AnonimoMamut (non verificato)

D'impeto: Meno soldi al calcio? Certo, ma prima bisogna avvicinare la Vela al Calcio sotto un profilo: quello dell'accessibilità. Per giocare a pallone bastano pochi centesimi: una palla, due oggetti che facciano da porta e un po' di spazio. Per andare a vela ci vogliono, tra l'altro, oltre la barca (che rappresenta un problema superabile, perché una barca usata economica è facilmente reperibile), il porto in cui ormeggiarla e nel quale farci la manutenzione. E i porti sono in mano ai privati e sono cari, sia per l'ormeggio, sia per la manutenzione, che non è quasi più possibile fare da soli. Ciò che non è nelle mani degli imprenditori privati, è nelle mani dei circoli, che ti consentono, sì, di fare agonismo, ma senza i quali l'agonismo ti è, praticamente proibito. Meno soldi al calcio ok, ma, se vogliamo che la Vela diventi davvero per tutti, come in tanti Paesi esteri, in una penisola come la nostra e con tanti Km di coste, si deve, prima, migliorare l'accessibilità al mare. Poi, ci sarà da ricedere l'accessibilità allo sport della Vela. Infine, si potrà decidere a chi dare i soldi non dai al calcio.... Perché, se qualcuno pensa di sottrarre i soldi al calcio e attribuirli, direttamente, ad uno sport che, nell'immaginario collettivo (ed anche, abbastanza, nella realtà), è dedicato solo a chi non ha problemi economici, rischiamo di ritrovarci contro l'opinione pubblica, più di quanto lo sia adesso.

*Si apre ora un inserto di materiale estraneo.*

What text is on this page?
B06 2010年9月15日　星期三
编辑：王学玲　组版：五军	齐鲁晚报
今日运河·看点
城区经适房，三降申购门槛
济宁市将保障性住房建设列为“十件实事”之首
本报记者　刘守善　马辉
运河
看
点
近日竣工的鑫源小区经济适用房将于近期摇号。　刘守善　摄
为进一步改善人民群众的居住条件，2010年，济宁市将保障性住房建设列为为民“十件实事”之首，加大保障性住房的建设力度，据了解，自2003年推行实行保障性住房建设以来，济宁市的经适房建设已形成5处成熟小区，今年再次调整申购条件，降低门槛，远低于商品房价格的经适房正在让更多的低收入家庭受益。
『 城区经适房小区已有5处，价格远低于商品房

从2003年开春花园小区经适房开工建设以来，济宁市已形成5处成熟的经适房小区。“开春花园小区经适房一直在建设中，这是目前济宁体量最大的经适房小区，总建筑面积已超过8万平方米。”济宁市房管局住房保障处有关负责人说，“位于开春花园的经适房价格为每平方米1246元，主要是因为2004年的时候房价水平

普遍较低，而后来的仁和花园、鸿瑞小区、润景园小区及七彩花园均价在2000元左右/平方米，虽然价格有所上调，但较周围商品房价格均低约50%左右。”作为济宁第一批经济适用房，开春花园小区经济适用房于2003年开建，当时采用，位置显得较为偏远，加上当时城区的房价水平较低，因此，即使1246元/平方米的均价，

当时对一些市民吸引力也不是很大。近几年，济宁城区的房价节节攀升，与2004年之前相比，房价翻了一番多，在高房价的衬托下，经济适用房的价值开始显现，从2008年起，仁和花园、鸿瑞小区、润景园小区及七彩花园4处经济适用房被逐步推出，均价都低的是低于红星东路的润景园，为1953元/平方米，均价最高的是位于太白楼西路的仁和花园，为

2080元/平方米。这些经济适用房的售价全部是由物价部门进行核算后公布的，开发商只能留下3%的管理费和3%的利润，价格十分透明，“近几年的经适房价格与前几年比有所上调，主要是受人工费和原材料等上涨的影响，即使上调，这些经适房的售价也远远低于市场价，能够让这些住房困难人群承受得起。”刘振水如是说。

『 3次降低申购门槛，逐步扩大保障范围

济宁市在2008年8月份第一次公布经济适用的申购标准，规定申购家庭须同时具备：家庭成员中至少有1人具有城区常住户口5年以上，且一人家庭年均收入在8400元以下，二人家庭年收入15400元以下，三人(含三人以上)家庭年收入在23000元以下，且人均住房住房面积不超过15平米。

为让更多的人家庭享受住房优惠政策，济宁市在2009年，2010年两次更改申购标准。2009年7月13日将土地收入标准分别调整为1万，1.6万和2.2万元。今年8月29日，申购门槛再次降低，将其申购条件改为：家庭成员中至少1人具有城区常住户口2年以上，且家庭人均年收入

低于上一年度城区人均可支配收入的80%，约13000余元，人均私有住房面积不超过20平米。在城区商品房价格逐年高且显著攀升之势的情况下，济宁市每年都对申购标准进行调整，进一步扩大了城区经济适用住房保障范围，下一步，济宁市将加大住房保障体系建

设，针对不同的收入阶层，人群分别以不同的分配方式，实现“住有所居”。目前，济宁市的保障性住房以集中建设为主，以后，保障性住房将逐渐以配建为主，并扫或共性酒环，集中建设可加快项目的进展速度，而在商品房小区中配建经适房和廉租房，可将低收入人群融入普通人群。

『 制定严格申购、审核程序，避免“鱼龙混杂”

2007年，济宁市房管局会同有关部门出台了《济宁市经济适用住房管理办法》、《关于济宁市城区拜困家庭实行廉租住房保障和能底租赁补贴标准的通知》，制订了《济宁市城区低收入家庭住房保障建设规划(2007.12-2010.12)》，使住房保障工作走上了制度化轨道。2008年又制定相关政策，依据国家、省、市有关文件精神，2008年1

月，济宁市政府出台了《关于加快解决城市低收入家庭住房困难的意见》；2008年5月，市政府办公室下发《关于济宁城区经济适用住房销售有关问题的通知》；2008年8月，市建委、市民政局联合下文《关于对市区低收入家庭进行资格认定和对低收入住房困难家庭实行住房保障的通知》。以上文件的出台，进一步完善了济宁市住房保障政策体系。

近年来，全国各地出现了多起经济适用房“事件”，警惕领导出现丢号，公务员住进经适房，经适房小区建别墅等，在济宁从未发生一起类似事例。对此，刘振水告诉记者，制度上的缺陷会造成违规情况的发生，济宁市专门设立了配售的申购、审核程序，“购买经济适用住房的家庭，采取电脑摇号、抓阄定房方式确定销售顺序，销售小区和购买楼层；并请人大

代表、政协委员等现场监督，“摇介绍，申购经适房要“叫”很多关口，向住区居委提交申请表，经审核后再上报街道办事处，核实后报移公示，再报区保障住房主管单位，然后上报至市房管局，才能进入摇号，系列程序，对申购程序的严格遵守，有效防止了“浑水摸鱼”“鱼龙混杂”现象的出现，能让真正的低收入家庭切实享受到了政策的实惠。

Romano Less (non verificato)

Ecco, il punto non è tanto togliere soldi al calcio, dove pare ne girino fin troppi, a leggere certe cronache, quanto garantire il minimo di accessibilità al mare. Questo è il vero problema della vela, sempre in conflitto con i balneari, i portuali, ecc. Il velista è considerato un originale, un soggetto pericoloso e anche un poveraccio, se non ha un maxi. L'idea che si muova secondo misteriose tecniche o trascinato come foglie d'autunno mette in panico il popolo terragno. La cultura del mare, sempre richiamata nelle passerelle istituzionali, non è ancora uscita da sotto l'ombrellone... I circoli sono fondamentali, moltissimi hanno il merito di tramandare esperienze e cultura, di fornire l'indispensabile struttura senza cui la vela sarebbe una avventura solitaria - come in sostanza la ricordo negli anni '50- e l'agonismo impraticabile. Altri prestigiosi club si sono incartati nelle attività conviviali e risicano gli spazi sportivi, ma quasi tutti sono in difficoltà per la continua lotta di conquista o difesa del "posto al sole". I soldi, sì sono necessari, ma non risolvono tutti i problemi. La FIV, insieme agli altri organismi di settore, si dovrebbe adoprare su questi punti, cercando di ottenere norme meno restrittive sull'uso dei demani per le attività sportive non lucrative, veliche e non. Solo aiutando la diffusione di punti di aggregazione minimali, a basso costo ma capaci di fornire quel minimo di logistica che una deriva richiede potremo sperare di avvicinare più giovani alla vela, superando barriere che -ribadisco- sono più culturali che economiche.